[Ignore] Blabber: Doubly bored by the tediously long never ending reports that I ‘have’ to write for my assignments, I decided to give myself an overdue short break and learnt Keras.
Keras is a fairly simple library to start with for deep learning. I found it quite annoying though, because it abstracted so many essential mathematical steps in computation, something which I did not want after having to compute gradients for Batch Normalization just last week for a coursework.
In this post I will elaborate on how effective Batch Normalization can be in developing more robust models with higher learning rates without compromising much of accuracy. I am using leaf segmentation data set available on Kaggle for leaf classification competition.
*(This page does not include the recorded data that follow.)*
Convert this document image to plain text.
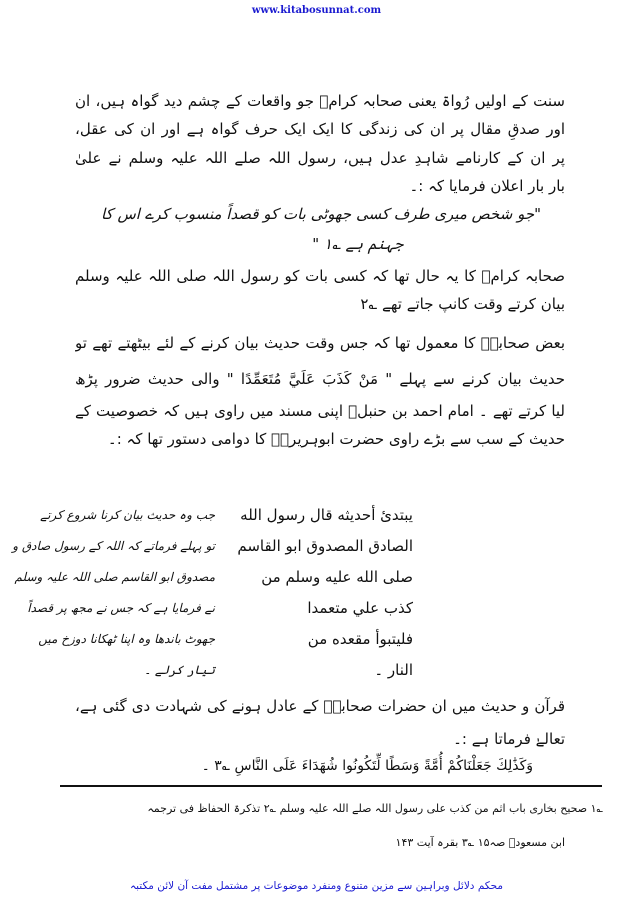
www.kitabosunnat.com
سنت کے اولیں رُواۃ یعنی صحابہ کرامؓ جو واقعات کے چشم دید گواہ ہیں، ان
اور صدقِ مقال پر ان کی زندگی کا ایک ایک حرف گواہ ہے اور ان کی عقل،
پر ان کے کارنامے شاہدِ عدل ہیں، رسول اللہ صلے اللہ علیہ وسلم نے علیٰ
بار بار اعلان فرمایا کہ :۔
"جو شخص میری طرف کسی جھوٹی بات کو قصداً منسوب کرے اس کا
جہنم ہے ؎۱ "
صحابہ کرامؓ کا یہ حال تھا کہ کسی بات کو رسول اللہ صلی اللہ علیہ وسلم
بیان کرتے وقت کانپ جاتے تھے ؎۲
بعض صحابہؓ کا معمول تھا کہ جس وقت حدیث بیان کرنے کے لئے بیٹھتے تھے تو
حدیث بیان کرنے سے پہلے " مَنْ كَذَبَ عَلَيَّ مُتَعَمِّدًا " والی حدیث ضرور پڑھ
لیا کرتے تھے ۔ امام احمد بن حنبلؒ اپنی مسند میں راوی ہیں کہ خصوصیت کے
حدیث کے سب سے بڑے راوی حضرت ابوہریرہؓ کا دوامی دستور تھا کہ :۔
يبتدئ أحديثه قال رسول الله
الصادق المصدوق ابو القاسم
صلى الله عليه وسلم من
كذب علي متعمدا
فليتبوأ مقعده من
النار ۔
جب وہ حدیث بیان کرنا شروع کرتے
تو پہلے فرماتے کہ اللہ کے رسول صادق و
مصدوق ابو القاسم صلی اللہ علیہ وسلم
نے فرمایا ہے کہ جس نے مجھ پر قصداً
جھوٹ باندھا وہ اپنا ٹھکانا دوزخ میں
تیار کرلے ۔
قرآن و حدیث میں ان حضرات صحابہؓ کے عادل ہونے کی شہادت دی گئی ہے،
تعالےٰ فرماتا ہے :۔
وَكَذَٰلِكَ جَعَلْنَاكُمْ أُمَّةً وَسَطًا لِّتَكُونُوا شُهَدَاءَ عَلَى النَّاسِ ؎۳ ۔
؎۱ صحیح بخاری باب اثم من کذب علی رسول اللہ صلے اللہ علیہ وسلم ؎۲ تذکرۃ الحفاظ فی ترجمہ
ابن مسعودؓ صہ۱۵ ؎۳ بقرہ آیت ۱۴۳
محکم دلائل وبراہین سے مزین متنوع ومنفرد موضوعات پر مشتمل مفت آن لائن مکتبہ
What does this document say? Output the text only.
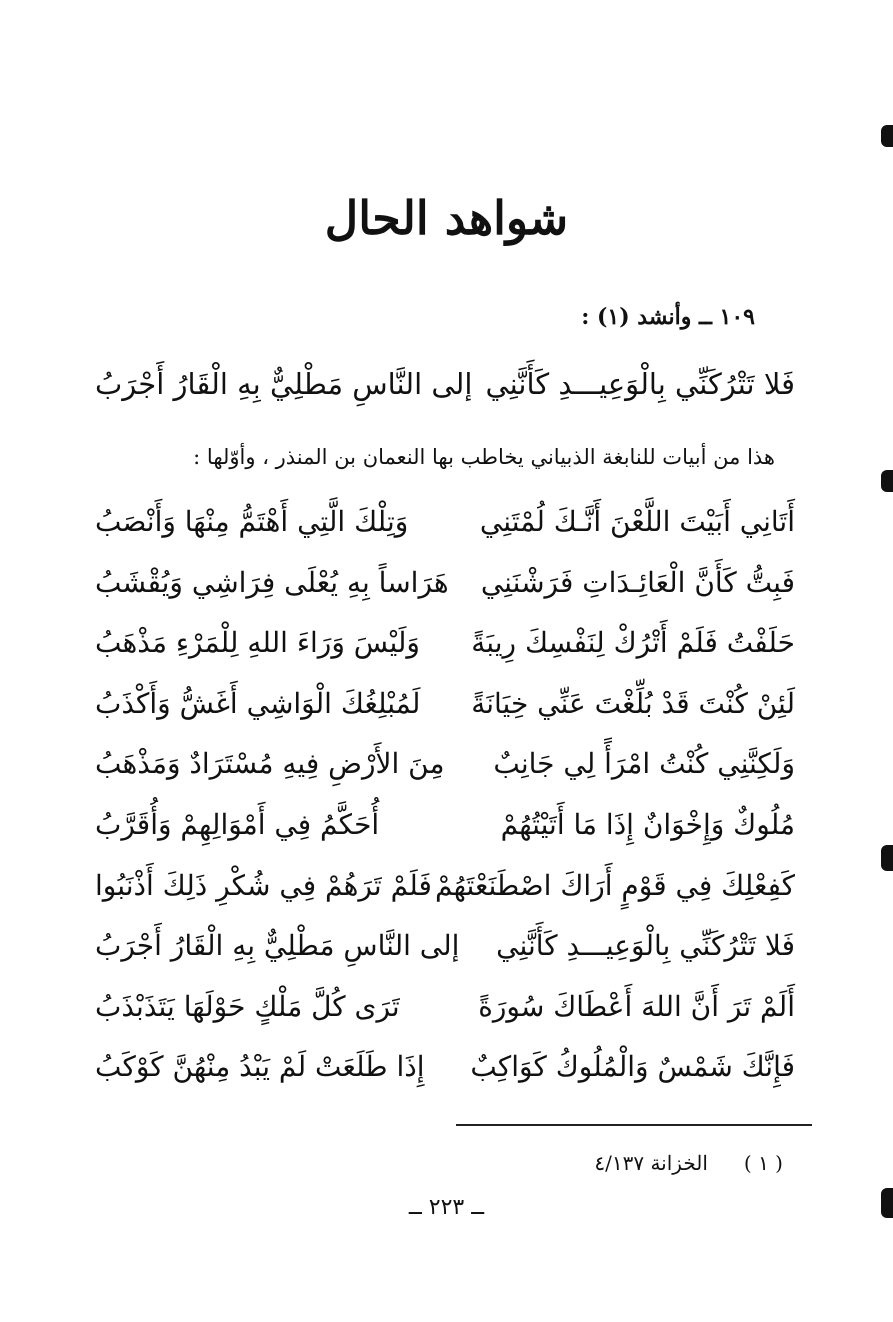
شواهد الحال
١٠٩ ــ وأنشد (١) :
فَلا تَتْرُكَنِّي بِالْوَعِيـــدِ كَأَنَّنِي
إلى النَّاسِ مَطْلِيٌّ بِهِ الْقَارُ أَجْرَبُ
هذا من أبيات للنابغة الذبياني يخاطب بها النعمان بن المنذر ، وأوّلها :
أَتَانِي أَبَيْتَ اللَّعْنَ أَنَّـكَ لُمْتَنِي
وَتِلْكَ الَّتِي أَهْتَمُّ مِنْهَا وَأَنْصَبُ
فَبِتُّ كَأَنَّ الْعَائِـدَاتِ فَرَشْنَنِي
هَرَاساً بِهِ يُعْلَى فِرَاشِي وَيُقْشَبُ
حَلَفْتُ فَلَمْ أَتْرُكْ لِنَفْسِكَ رِيبَةً
وَلَيْسَ وَرَاءَ اللهِ لِلْمَرْءِ مَذْهَبُ
لَئِنْ كُنْتَ قَدْ بُلِّغْتَ عَنِّي خِيَانَةً
لَمُبْلِغُكَ الْوَاشِي أَغَشُّ وَأَكْذَبُ
وَلَكِنَّنِي كُنْتُ امْرَأً لِي جَانِبٌ
مِنَ الأَرْضِ فِيهِ مُسْتَرَادٌ وَمَذْهَبُ
مُلُوكٌ وَإِخْوَانٌ إِذَا مَا أَتَيْتُهُمْ
أُحَكَّمُ فِي أَمْوَالِهِمْ وَأُقَرَّبُ
كَفِعْلِكَ فِي قَوْمٍ أَرَاكَ اصْطَنَعْتَهُمْ
فَلَمْ تَرَهُمْ فِي شُكْرِ ذَلِكَ أَذْنَبُوا
فَلا تَتْرُكَنِّي بِالْوَعِيـــدِ كَأَنَّنِي
إلى النَّاسِ مَطْلِيٌّ بِهِ الْقَارُ أَجْرَبُ
أَلَمْ تَرَ أَنَّ اللهَ أَعْطَاكَ سُورَةً
تَرَى كُلَّ مَلْكٍ حَوْلَهَا يَتَذَبْذَبُ
فَإِنَّكَ شَمْسٌ وَالْمُلُوكُ كَوَاكِبٌ
إِذَا طَلَعَتْ لَمْ يَبْدُ مِنْهُنَّ كَوْكَبُ
( ١ )الخزانة ٤/١٣٧
ــ ٢٢٣ ــ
Once we have loaded data set into our favourite variables, we can proceed to making our machine learning model. Here we will make a sequential fully connected neural network. A sequential network is one whose current output depends on the output of the previous block. That is the output of previous block serves as the input to current block. This is is accompanied by some more calculations in the current block to produce the output, which may or may not be input to another block. Figure 1 illustrates the same. The output of Block 1 is used as input to Block 2 and so on.
Similarly, we will make a neural model, which has first layer equal to the number of features, then 2 hidden layers with 100 units each, and lastly our output layer. The weights have been initialised using a uniform distribution. Let’s look at some code to make things more clear.
model = Sequential()
model.add(Dense(192, input_dim=192, init='uniform'))
model.compile(loss='categorical_crossentropy', optimizer=sgd, metrics=['categorical_crossentropy'])
Here we have defined a sequential model using Keras Sequential function. Next we add the layers to it. Firstly, we add the input layer with number of units equal to number of features. Then few hidden layers with 100 units each and activation function set to Rectified Linear function. We are using Stochastic Gradient Descent as our optimiser, which I have passed as a parameter to this function, for reasons clear later. Since this is a multi class classification problem, I am using Cross Entropy as loss function as well as to calculate accuracy. James has explained beautifully here as why this is better idea than using Mean squared error as an accuracy measure.
Since it is a multi class classification problem where we have to classify our data into one of the possible 99 leaves, I have used one hot encoding and transformed our labels(type of leaf) . One hot encoding creates a sparse vector equal to the length of number of classes and sets an element in vector to one. This vector represents that particular class. Similarly we do it for all other class. This way we can numerically represent all our string classes, and also compute the probability of each while training/testing our model, details of which are beyond this post.
We see that we have added a layer called Batch Normalization in our model. What does it do?
A major problem in sequence to sequence model is that output of each layer is dependent on each layer, this leads to correlation between the layers. Thus if we make changes in any one layer, all the layers will get effected by it. This is also known as Internal Covariate Shift. Batch normalization addresses this problem by normalising the output of each layer in mini-batches, which decreases the effect of changes in one layer in the next. This also leads to allowing us to use higher learning rate o train our model. We have tested this hypothesis here by training to similar models, one with batch normalization and other without, with varying learning rate. Following code illustrates this idea. It took me nearly 12 mins to run that code on an i5 machine with 8GB ram:
for i in range (0,7):
alpha = 0.001*(10**i)
sgd = SGD(lr=alpha, decay=1e-6, momentum=0.9, nesterov=True)
model = modelBN(sgd)
model = modelNBN(sgd)
Finally we plot our results, and observe in Figure 2 that this indeed is true. Increase in alpha does not harm Batch normalised model, however the model with no batch normalisation has it’s cross entropy oscillating a lot with varying learning rate. And increased learning rate without at the cost of efficiency would help us model train faster.
Some other things which could have been done include:
- varying parameters of batch normalisation
- trying with different number of hidden layers and hidden units
I have added code on github.
Have spent more than a day on this now, will update with more details.